A key issue for the success of the intervention was effective communication, and the Leadership Committee took the lead in this. Nicotine Anonymous meetings and the incorporation of CO meters in smoking cessation groups were well received by the clients and motivated several clients to attempt smoking cessation. A tobacco cessation support group was offered to staff as well. Although the staff support group was small and only met weekly for a few months, those who attended said they found it to be helpful. Members of the WFTS Tobacco Leadership Committee report that, through education and encouragement, a gradual shift in the WFTS tobacco culture has occurred. As an example, some residential clients complain that they are “having trouble finding someone to smoke with.”

CONCLUSION

Tobacco use and dependence is the leading cause of morbidity and mortality to clients in addiction treatment programs.

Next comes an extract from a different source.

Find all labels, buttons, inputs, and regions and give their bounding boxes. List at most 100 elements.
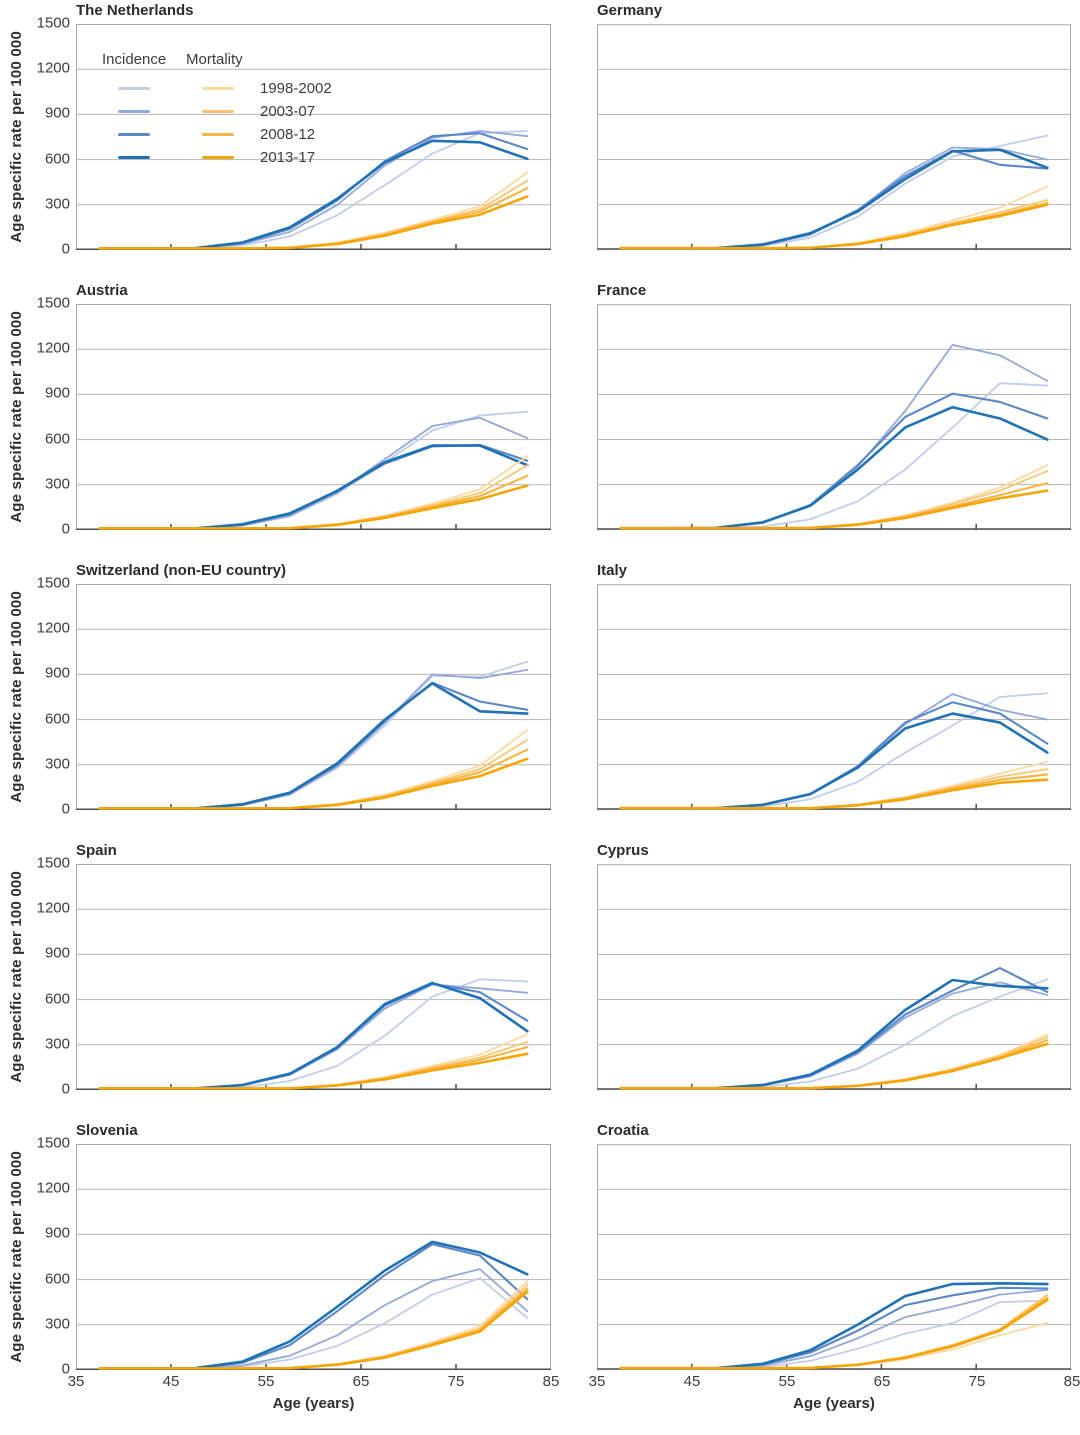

The ATTOC model can be helpful to addiction treatment programs making the organizational change effort toward controlling and eliminating tobacco use. Today it continues to be normal to smoke in most addiction treatment programs; however, the tipping point is near and broad cultural change is likely to occur in coming years. Addressing tobacco use requires clinical, program, and system level change. The 12 steps of the ATTOC model provide a prescriptive approach to helping organizations change so that they can support clients in their recovery from tobacco addiction as well as other addictions. The ATTOC model provides a general structure and guidance for organizational change, but programs must adapt it to the unique features of their treatment population, including culture, co-occurring disorders, and other factors that are unique to their needs and social context.

Acknowledgments

This work was supported by the National Institute on Drug Abuse (R01 DA020705), by the California-Arizona research node of the NIDA Clinical Trials Network (U10 DA015815), and by the NIDA San Francisco Treatment Research Center (P50 DA009253).